Google's Gmail has graduated an unsend email option that had existed in the "Labs" section of the settings for years:
With the option, Gmailers get the chance to click an "undo send" link at the top of the screen after clicking "send" on any e-mail message. As with the original Labs version, the option, which now lives in the service's "general" settings tab, lets users pick a safety timespan between 5-30 seconds. Messages won't actually send until that time runs out, unless a user clicks the "view message" tab next to "undo," at which point a message will immediately whisk through the Internet's many tubes and reach its recipient.

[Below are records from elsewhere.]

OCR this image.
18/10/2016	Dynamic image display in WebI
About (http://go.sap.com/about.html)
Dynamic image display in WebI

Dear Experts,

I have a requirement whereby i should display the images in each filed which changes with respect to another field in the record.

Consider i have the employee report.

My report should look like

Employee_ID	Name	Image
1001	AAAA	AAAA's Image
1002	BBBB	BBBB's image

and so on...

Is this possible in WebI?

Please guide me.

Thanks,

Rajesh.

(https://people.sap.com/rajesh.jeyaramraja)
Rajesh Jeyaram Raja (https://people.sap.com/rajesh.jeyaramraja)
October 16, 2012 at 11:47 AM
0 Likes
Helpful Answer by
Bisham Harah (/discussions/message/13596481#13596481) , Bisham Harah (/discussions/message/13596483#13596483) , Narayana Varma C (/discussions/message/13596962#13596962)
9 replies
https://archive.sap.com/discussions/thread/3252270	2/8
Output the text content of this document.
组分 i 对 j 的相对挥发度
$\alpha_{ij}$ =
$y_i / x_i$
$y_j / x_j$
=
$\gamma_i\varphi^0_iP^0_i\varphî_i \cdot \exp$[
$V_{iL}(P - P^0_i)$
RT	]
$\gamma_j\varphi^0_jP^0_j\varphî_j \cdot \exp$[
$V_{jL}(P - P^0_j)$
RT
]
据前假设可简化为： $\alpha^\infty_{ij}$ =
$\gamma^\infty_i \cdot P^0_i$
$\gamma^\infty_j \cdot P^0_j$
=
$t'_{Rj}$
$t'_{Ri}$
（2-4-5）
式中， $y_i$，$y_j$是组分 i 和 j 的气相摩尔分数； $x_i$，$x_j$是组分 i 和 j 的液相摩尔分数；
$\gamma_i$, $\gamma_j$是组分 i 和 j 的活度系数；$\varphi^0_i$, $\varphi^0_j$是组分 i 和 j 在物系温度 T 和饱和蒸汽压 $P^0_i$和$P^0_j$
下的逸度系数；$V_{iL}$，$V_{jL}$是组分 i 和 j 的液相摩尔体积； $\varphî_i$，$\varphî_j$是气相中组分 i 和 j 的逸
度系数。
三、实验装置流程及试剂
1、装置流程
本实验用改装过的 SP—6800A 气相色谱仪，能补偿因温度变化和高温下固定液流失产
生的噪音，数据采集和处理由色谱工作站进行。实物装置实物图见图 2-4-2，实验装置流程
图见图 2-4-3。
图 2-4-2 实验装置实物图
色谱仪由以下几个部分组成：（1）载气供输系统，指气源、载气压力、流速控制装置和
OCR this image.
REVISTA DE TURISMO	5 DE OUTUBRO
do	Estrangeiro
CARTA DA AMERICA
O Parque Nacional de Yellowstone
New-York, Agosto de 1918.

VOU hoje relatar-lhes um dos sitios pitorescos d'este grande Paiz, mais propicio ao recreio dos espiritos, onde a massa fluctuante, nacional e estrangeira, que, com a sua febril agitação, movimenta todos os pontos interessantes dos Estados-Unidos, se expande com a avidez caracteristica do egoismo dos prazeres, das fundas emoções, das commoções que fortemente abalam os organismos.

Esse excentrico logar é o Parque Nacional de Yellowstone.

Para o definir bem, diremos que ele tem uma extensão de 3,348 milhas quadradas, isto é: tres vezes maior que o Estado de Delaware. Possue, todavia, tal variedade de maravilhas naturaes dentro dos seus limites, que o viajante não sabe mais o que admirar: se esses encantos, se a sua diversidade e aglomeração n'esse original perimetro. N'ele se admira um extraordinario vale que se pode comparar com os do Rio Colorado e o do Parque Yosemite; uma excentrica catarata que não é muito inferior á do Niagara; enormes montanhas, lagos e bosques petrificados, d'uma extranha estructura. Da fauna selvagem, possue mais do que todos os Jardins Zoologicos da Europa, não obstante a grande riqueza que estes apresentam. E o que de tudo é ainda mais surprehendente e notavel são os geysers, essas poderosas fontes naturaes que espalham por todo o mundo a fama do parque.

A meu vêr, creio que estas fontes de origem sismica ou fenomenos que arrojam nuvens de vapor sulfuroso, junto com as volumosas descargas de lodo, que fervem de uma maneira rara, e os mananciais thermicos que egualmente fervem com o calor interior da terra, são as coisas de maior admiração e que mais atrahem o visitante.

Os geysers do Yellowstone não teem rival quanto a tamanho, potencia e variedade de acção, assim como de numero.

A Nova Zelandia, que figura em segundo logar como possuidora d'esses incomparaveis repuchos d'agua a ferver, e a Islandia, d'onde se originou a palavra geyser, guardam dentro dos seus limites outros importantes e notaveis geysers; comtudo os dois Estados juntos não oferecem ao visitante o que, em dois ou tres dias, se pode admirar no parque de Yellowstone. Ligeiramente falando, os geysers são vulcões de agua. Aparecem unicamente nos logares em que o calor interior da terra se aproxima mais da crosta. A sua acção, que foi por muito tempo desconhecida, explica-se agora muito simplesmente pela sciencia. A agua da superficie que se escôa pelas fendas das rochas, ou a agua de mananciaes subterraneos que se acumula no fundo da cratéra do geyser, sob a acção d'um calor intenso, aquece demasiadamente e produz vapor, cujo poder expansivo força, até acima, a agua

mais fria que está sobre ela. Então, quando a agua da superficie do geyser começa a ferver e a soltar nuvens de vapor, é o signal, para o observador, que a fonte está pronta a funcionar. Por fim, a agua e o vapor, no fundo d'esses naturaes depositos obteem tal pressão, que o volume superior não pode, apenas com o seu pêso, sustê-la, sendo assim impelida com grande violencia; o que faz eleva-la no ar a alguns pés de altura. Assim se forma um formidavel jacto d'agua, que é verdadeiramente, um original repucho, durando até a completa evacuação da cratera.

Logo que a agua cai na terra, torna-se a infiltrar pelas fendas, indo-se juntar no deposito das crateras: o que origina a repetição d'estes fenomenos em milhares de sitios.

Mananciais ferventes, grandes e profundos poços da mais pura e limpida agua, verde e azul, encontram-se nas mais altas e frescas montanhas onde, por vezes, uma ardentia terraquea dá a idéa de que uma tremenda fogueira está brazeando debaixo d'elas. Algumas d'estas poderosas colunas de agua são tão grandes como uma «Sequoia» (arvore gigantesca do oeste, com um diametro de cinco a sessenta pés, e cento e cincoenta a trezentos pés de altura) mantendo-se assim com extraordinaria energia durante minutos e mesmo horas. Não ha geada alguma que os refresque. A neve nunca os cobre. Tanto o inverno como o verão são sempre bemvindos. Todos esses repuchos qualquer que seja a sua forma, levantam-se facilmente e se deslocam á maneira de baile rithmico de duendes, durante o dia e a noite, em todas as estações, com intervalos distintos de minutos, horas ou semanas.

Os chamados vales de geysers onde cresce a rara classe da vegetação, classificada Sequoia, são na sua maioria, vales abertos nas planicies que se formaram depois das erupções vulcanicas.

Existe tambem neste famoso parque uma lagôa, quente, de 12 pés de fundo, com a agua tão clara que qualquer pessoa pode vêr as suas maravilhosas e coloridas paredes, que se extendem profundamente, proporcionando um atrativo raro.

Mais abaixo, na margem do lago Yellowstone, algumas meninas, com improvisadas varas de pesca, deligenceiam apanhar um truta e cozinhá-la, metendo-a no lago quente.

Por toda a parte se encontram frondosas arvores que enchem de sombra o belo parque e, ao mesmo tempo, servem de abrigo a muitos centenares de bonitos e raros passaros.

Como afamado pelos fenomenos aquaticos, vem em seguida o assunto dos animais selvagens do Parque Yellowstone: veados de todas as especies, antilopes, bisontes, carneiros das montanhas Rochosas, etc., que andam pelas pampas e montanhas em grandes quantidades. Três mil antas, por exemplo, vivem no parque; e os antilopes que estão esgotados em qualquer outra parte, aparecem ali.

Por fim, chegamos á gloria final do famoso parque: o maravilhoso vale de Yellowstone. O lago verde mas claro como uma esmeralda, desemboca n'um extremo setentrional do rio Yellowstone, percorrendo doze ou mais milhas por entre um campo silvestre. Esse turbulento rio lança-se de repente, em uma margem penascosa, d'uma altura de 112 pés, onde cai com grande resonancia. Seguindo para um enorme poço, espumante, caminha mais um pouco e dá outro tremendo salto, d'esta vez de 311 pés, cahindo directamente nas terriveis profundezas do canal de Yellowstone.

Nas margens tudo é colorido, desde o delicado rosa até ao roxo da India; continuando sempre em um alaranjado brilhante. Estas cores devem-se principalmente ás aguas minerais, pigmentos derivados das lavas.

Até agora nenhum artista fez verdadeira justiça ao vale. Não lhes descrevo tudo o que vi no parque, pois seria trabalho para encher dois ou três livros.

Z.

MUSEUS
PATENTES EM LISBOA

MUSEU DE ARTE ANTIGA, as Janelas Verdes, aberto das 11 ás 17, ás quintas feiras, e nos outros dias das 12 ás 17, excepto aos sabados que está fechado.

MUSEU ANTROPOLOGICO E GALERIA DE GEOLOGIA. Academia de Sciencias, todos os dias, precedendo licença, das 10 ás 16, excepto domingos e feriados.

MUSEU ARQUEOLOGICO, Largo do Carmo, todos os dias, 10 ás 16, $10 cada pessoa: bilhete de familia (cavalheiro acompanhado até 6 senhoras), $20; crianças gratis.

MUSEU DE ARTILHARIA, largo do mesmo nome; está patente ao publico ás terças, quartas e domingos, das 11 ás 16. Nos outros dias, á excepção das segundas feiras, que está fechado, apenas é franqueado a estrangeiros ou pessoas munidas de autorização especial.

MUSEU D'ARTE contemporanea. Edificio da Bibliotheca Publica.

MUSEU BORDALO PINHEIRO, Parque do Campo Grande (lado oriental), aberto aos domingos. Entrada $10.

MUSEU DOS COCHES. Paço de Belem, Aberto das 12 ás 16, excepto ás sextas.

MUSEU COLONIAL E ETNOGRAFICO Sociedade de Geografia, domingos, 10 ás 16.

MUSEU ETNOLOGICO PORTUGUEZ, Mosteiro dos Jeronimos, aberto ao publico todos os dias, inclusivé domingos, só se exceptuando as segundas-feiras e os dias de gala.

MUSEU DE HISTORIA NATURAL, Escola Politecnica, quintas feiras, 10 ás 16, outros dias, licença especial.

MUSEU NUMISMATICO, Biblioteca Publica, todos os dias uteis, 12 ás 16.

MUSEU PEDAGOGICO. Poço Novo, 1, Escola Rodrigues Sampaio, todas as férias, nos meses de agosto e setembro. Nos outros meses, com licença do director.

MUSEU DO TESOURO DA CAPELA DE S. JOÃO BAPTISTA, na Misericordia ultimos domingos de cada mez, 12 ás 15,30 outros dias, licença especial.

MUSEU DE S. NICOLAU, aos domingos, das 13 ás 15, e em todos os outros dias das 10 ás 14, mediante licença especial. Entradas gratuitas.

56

The six-year-old option, which won't be turned on for the general public by default, had previously lived in Gmail's Labs tab, so if users wanted to enable it, they had to bypass a stark warning about "experimental" features that could "change, break, or disappear at any time." Major competitors like Hotmail and Yahoo Mail have yet to offer a similar option.
(Score: 2) by Freeman on Wednesday June 24 2015, @08:41PM
Sounds like a feature for the Rage Quit Generation.
Joshua 1:9 "Be strong and of a good courage; be not afraid, neither be thou dismayed: for the Lord thy God is with thee"
(Score: 3, Funny) by meisterister on Thursday June 25 2015, @07:34PM
WHAT DO YOU MEAN, RAGE QUIT GENER---
f*ck this, I'm done.
(May or may not have been) Posted from my K6-2, Athlon XP, or Pentium I/II/III.